After a phoney false start, the six of them launch into the strutting 'Made this whole joint for you' with Alexander doing his best to hide behind his signature beenie hat and sounding like Prince when he was still Prince. A quick nod in the direction of 'Sympathy for the devil' ushers in the loose sanctified soul of 'Mother we just can't get enough'. Clanging keyboards, wristy guitar and the uninhibited wailing of Danielle Brisebois make it significantly harder and better then the studio version as Alexander tests out his falsetto and sits on the floor rather than showing he's not the world's slickest mover.

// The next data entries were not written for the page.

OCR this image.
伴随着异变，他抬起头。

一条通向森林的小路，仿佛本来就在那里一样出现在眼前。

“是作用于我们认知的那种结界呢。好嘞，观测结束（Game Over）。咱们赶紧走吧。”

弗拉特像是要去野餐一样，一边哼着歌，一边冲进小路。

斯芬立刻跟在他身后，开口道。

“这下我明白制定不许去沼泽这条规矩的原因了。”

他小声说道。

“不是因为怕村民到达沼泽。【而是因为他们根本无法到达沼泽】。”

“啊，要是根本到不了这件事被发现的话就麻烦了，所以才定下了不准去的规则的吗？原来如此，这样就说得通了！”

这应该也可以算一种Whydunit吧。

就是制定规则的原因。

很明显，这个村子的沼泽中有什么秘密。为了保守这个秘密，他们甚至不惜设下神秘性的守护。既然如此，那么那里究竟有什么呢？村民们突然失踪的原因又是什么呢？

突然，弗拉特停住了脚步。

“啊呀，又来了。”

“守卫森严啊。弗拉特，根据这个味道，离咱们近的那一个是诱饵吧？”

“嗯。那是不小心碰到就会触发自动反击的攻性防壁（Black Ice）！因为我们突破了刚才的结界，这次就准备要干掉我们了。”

'We figured we'd do this for our urban friends who've showed up today. It's a little bit of a rap song', he deadpans by way of introducing 'I don't wanna die anymore'. Sure enough, there' some talking in tongues and guff about 'rocking the party that rocks the party' amid much finger jabbing and a chorus built of granite. They finish with the one song everybody knows, but not before Alexander has incited the crowd to 'tear up some grass like a bunch of animals so that the authorities will never allow a show to be put on here again'. He gets his wish, possibly more than he bargained for. Great clumps of turf are hurled at the stage. He celebrates by crawling into the crowd; a reaction at last. Tomorrow it's Cape Girardeau, Missouri. Surely, it can't be any harder than this.